C’est pourtant à une version longue de « Let There Be Rock », augmentée de cinq bonnes minutes d’un solo démesuré d’Angus complètement dans son élément d’extra-terrestre, à laquelle aura droit Paris. Après avoir rejoint le petite scène au bout de cette fameuse jetée de son fameux « duck walk », Young tombe à terre comme un épileptique en pleine crise, et marchant couché, continue ses descentes et remontées de manche.
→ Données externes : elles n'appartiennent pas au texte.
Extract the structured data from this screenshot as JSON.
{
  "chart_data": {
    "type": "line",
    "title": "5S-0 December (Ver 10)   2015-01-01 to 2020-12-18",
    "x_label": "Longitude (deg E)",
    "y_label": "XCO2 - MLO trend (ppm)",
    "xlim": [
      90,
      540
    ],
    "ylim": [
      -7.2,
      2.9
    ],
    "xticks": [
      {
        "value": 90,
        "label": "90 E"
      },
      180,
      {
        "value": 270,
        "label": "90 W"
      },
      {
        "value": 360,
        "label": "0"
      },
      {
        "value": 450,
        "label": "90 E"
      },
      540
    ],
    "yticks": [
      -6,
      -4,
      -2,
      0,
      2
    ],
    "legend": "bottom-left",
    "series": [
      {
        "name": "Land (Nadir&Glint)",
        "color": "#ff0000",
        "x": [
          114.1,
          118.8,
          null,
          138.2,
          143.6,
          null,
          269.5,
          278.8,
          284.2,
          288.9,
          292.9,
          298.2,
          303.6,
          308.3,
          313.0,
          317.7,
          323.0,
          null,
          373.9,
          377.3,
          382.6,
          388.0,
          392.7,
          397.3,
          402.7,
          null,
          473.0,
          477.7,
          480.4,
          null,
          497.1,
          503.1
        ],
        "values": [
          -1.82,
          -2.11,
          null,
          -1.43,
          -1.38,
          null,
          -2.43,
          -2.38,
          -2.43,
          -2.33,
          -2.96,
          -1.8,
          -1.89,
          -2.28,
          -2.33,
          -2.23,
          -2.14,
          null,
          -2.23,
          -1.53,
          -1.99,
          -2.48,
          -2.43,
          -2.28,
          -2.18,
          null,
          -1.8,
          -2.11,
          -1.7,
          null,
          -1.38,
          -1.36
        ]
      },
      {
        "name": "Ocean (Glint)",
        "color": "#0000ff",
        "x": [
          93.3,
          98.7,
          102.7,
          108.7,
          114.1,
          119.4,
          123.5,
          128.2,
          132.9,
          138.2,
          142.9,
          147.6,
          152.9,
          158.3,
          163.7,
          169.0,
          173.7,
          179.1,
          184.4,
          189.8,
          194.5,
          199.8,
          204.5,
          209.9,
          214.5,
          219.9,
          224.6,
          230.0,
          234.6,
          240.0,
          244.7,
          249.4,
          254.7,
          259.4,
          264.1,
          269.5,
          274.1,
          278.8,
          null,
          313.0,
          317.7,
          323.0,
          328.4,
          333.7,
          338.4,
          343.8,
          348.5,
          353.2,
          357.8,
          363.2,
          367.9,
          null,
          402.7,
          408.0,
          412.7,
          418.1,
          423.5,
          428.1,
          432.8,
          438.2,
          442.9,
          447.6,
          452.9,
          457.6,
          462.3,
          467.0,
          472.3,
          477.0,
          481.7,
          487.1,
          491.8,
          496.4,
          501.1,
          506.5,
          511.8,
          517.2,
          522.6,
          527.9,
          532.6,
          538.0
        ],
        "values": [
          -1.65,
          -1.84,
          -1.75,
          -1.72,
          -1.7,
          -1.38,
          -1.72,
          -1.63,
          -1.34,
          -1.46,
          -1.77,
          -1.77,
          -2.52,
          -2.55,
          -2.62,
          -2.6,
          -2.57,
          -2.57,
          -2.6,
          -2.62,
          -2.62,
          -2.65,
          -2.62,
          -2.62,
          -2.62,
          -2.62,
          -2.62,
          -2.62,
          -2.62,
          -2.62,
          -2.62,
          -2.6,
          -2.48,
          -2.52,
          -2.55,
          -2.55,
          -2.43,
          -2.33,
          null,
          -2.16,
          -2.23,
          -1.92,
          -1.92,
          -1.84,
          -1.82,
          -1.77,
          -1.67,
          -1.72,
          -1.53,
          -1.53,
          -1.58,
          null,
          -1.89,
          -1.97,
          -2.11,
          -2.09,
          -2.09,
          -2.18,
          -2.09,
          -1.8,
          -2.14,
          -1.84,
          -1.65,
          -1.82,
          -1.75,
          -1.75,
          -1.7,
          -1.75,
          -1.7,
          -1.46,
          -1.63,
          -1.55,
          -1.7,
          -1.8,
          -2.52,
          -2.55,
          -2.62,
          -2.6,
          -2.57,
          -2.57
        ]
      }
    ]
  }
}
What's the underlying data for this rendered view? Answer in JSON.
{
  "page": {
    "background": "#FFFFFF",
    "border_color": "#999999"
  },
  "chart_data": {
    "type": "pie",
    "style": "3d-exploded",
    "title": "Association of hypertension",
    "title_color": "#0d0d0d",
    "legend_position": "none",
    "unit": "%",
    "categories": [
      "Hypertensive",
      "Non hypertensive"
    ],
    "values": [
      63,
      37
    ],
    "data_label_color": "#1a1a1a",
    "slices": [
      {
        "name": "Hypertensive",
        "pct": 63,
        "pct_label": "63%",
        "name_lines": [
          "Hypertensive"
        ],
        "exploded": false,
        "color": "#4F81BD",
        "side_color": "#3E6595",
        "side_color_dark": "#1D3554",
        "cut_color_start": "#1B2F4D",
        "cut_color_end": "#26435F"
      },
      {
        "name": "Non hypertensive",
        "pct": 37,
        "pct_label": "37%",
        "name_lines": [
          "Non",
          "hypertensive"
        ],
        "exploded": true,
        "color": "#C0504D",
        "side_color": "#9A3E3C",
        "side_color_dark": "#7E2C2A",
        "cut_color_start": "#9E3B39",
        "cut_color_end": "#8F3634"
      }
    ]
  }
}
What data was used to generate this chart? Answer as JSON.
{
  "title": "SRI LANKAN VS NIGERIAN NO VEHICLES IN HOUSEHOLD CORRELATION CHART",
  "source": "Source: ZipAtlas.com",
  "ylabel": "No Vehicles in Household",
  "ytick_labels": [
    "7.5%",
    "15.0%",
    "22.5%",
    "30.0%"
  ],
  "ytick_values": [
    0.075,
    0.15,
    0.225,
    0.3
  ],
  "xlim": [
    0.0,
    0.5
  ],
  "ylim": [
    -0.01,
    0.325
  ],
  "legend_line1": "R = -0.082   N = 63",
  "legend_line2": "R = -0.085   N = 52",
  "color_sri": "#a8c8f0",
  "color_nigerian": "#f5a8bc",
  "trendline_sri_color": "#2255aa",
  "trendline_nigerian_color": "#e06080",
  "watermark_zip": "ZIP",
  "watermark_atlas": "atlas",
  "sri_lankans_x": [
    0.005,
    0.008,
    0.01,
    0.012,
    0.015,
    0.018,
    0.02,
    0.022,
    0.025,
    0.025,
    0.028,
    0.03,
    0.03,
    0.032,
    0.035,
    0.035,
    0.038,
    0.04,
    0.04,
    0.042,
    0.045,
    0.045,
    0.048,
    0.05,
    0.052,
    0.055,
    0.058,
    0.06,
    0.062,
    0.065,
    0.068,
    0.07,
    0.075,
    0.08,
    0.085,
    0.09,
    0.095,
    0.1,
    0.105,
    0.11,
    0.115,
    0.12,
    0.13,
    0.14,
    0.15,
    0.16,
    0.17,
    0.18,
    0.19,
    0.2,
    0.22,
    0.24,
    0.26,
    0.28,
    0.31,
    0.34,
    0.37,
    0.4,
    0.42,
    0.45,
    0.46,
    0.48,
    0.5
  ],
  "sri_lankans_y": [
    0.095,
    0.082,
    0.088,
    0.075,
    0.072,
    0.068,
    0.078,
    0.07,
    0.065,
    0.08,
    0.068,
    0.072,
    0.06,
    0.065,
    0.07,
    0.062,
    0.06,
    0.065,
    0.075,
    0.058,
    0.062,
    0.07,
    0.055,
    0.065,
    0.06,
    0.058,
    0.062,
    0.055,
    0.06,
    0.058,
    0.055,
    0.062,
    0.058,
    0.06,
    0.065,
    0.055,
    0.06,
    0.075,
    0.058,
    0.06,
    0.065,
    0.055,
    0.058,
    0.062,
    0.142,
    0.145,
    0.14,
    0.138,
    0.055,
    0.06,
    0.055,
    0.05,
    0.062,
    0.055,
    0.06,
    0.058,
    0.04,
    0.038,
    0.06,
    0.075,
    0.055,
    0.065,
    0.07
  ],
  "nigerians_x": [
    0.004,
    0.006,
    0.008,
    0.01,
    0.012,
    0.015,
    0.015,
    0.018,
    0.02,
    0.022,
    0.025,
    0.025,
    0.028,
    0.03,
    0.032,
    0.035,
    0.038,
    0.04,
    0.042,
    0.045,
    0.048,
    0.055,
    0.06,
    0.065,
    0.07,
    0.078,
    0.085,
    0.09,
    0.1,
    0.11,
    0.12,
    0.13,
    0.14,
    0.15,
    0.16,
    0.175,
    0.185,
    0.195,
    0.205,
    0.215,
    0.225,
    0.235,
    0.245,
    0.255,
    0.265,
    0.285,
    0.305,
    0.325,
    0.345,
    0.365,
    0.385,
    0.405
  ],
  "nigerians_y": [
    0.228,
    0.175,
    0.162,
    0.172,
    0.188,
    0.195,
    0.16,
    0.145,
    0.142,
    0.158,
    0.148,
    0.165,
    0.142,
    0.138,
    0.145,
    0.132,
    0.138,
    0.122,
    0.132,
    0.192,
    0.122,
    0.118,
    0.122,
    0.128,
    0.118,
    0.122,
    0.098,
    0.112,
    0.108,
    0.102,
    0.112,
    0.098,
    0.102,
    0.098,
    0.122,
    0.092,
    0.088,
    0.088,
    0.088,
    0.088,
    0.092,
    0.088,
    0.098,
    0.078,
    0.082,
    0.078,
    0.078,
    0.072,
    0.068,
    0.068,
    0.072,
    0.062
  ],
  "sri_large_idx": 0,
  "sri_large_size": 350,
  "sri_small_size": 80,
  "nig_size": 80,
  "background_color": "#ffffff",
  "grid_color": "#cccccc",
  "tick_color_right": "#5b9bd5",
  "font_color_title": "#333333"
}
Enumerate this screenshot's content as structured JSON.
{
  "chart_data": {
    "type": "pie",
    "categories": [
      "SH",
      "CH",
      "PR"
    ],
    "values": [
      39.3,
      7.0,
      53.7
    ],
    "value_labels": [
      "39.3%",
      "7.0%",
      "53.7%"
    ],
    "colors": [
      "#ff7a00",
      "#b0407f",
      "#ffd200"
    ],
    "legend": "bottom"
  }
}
La scénette a le temps de monter, de revenir, des cotillons d’être expulser dans l’air par milliers, qu’Angus s’élance à nouveau vers la grande scène, s’installe devant l’écran principal afin que débute avec lui des effets visuels, que son solo n’est toujours pas terminé. Si le temps paraît long, c’est peut-être pour ses cordes qui commencent à chauffer parce que pour le public, c’est juste une messe rock incroyable donnée par ce prêcheur en sueur au torse nu et aux cheveux hirsutes à laquelle il assiste.


[IMAGE2]


D’ailleurs, la messe est dite et nos cinq disciples rejoignent l’impénétrable noirceur des coulisses. De quoi échanger quelques mots sur l’exaltation du spectacle que déboule à nouveau la tribu au courant alternatif.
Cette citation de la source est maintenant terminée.